Zaznaczył, że warto też spróbować nawiązać kontakt z osobami, które już wcześniej korzystały z usług tej firmy, upewnić się, że w ich przypadkach wszystko przebiegło zgodnie z planem, sprawdzić fora internetowe.
– Jeśli już wybierzemy konkretną ofertę i miejsce pracy, pamiętajmy o dokładnym zapoznaniu się ze wszystkimi dokumentami, które przekazuje nam pośrednik. Uważnie czytajmy to, co podpisujemy i domagajmy się pokwitowania wszystkich wpłat. Pytajmy o wszystko, co budzi naszą wątpliwość, co jest dla nas niejasne, bo od tego wiele może zależeć – powiedział Sokołowski.
Skseruj dokumentyBardzo ważne jest też zadbanie o wszelkie formalności – począwszy od sprawdzenia ważności dokumentów – paszportu, dowodu osobistego, wizy – po wykupienie ubezpieczenia.
– Zróbmy kserokopię wszystkich dokumentów, które zabieramy ze sobą i zostawmy komuś komu ufamy. Zabierzmy ze sobą Europejską Kartę Ubezpieczenia Zdrowotnego, która potwierdza ubezpieczenie w Narodowym Funduszu Zdrowia – zaapelował rzecznik.
– Jeśli znajdziemy się na miejscu, nie oddawajmy nikomu swoich dokumentów ani pieniędzy – zaapelował Sokołowski.
Przypomniał, że wszystkie namiary na siebie należy zostawić rodzinie – m.in. adres miejsca, do którego jedziemy, numery telefonu i dane pracodawcy oraz ludzi, z którymi wyjeżdżamy.
Ustal częstotliwość kontaktu z rodziną- Ustalmy częstotliwość kontaktu – jeśli nie połączymy się z umówioną osobą o konkretnej porze – będzie to dla niej sygnał, że mogło się coś stać. Ustalmy również hasło, które będzie ukrytą informacją w sytuacji, gdy znajdziemy się w niebezpieczeństwie.
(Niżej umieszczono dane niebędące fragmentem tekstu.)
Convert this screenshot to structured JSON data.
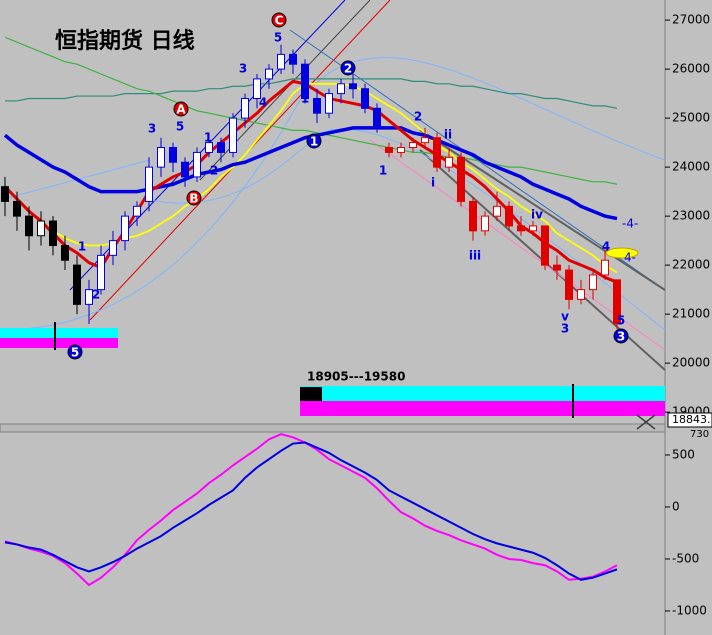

Może być również tak, że ktoś będzie nas pilnować, sprawdzać, o czym rozmawiamy przez telefon – dodał.
Osoby, który padły ofiarą handlu ludźmi i potrzebują pomocy lub wsparcia oraz ich bliscy, mogą kontaktować się m.in. z Fundacją La Strada – pod numerem telefonu 22 628 99 99 lub z Krajowym Centrum Konsultacyjno-Informacyjnym dla Ofiar Handlu Ludźmi – 22 628 01 20.
W Szczecinie zainaugurowano policyjną kampanię “Nie stań się towarem i nie daj się sprzedać”. Kampania ma uczulić mieszkańców regionu i turystów odwiedzających Zachodniopomorskie na problem handlu ludźmi. Zdaniem policjantów to zagrożenie zwiększa się w sezonie wakacyjnym.